Manchester City Council is to increase rents on homes built under private finance initiative as it struggles to cope with the viability of its housing revenue account (HRA) following a government-imposed rent reduction.
The government in 2015 imposed a 1% cut in social housing rents every year to 2020, a move which endangered councils’ business plans drawn up on the previous basis of rents rising by the consumer prices index plus 1% each year.
This reduction though does not apply to homes built under PFI deals, where councils can increase rents to partly close the gap.
Manchester intends to increase rents for about 2,500 PFI properties by 2%, to a weekly average of £77.74 against £73.18 for conventional council housing.

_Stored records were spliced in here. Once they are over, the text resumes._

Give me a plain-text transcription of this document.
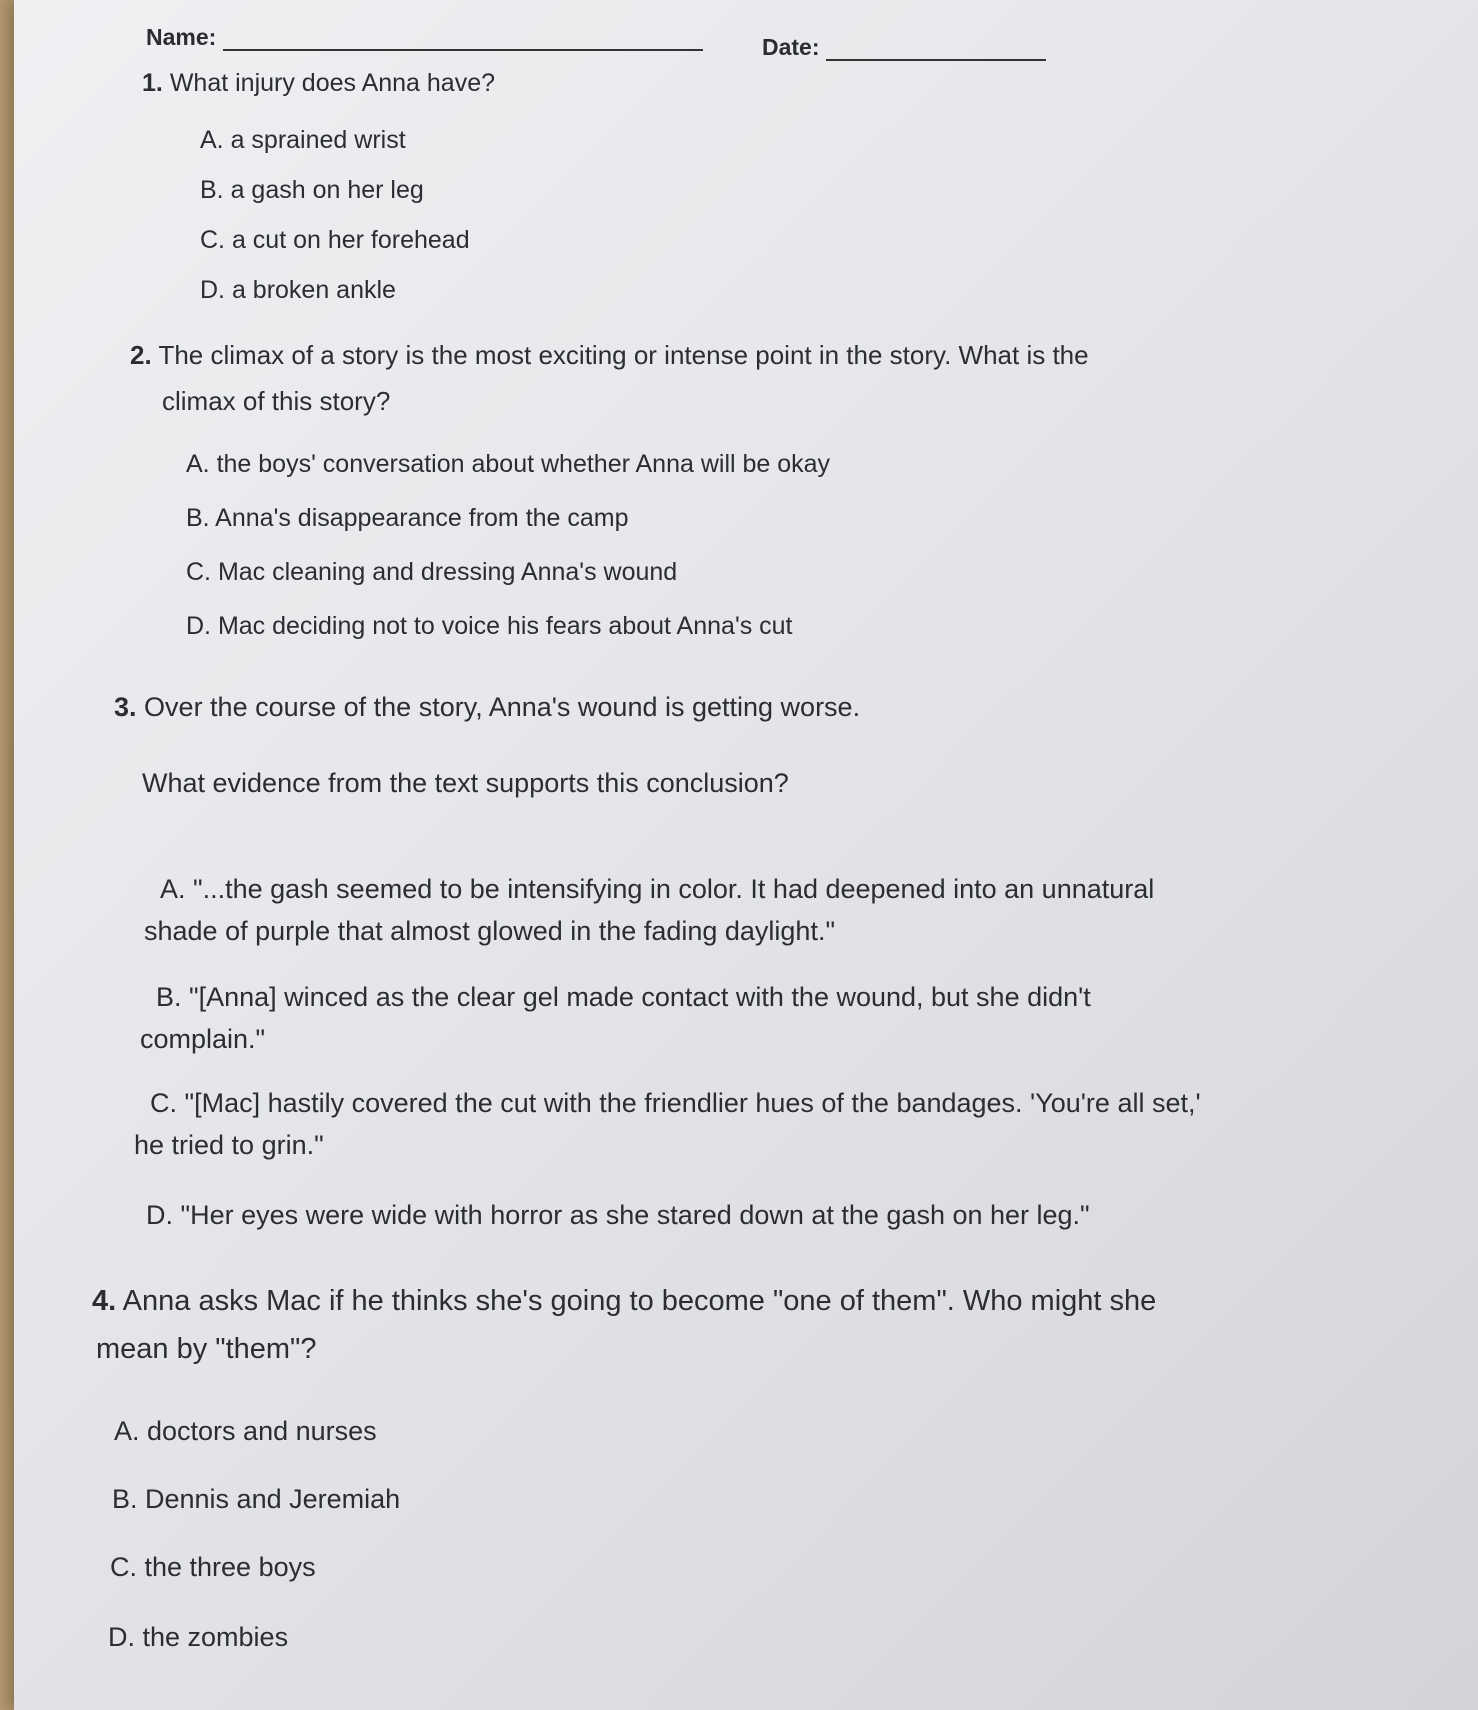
Name:	Date:
1. What injury does Anna have?
A. a sprained wrist
B. a gash on her leg
C. a cut on her forehead
D. a broken ankle
2. The climax of a story is the most exciting or intense point in the story. What is the
climax of this story?
A. the boys' conversation about whether Anna will be okay
B. Anna's disappearance from the camp
C. Mac cleaning and dressing Anna's wound
D. Mac deciding not to voice his fears about Anna's cut
3. Over the course of the story, Anna's wound is getting worse.
What evidence from the text supports this conclusion?
A. "...the gash seemed to be intensifying in color. It had deepened into an unnatural
shade of purple that almost glowed in the fading daylight."
B. "[Anna] winced as the clear gel made contact with the wound, but she didn't
complain."
C. "[Mac] hastily covered the cut with the friendlier hues of the bandages. 'You're all set,'
he tried to grin."
D. "Her eyes were wide with horror as she stared down at the gash on her leg."
4. Anna asks Mac if he thinks she's going to become "one of them". Who might she
mean by "them"?
A. doctors and nurses
B. Dennis and Jeremiah
C. the three boys
D. the zombies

A report to Manchester’s executive last week said: “It was identified in 2016-17 that due to the loss of rent income the current forecast reserves mean that the HRA is no longer viable in the medium/longer term.”
Meanwhile, Manchester has launched a plan to speed up the delivery of affordable homes to between 1,000 and 2,000 a year.
An executive report said in the last five years, 2,721 homes were built through the city’s affordable homes programme, but 1,800 were lost through demolition and right-to-buy sales.
This 921 net gain was “not enough to support the housing needs of Manchester people”, it noted.
Deputy leader Bernard Priest (Lab) said: “Decent housing shouldn’t be a luxury. It should be something that everyone in Manchester can enjoy. We intend to make sure up to 2,000 homes a year are built that are decent, secure and affordable.”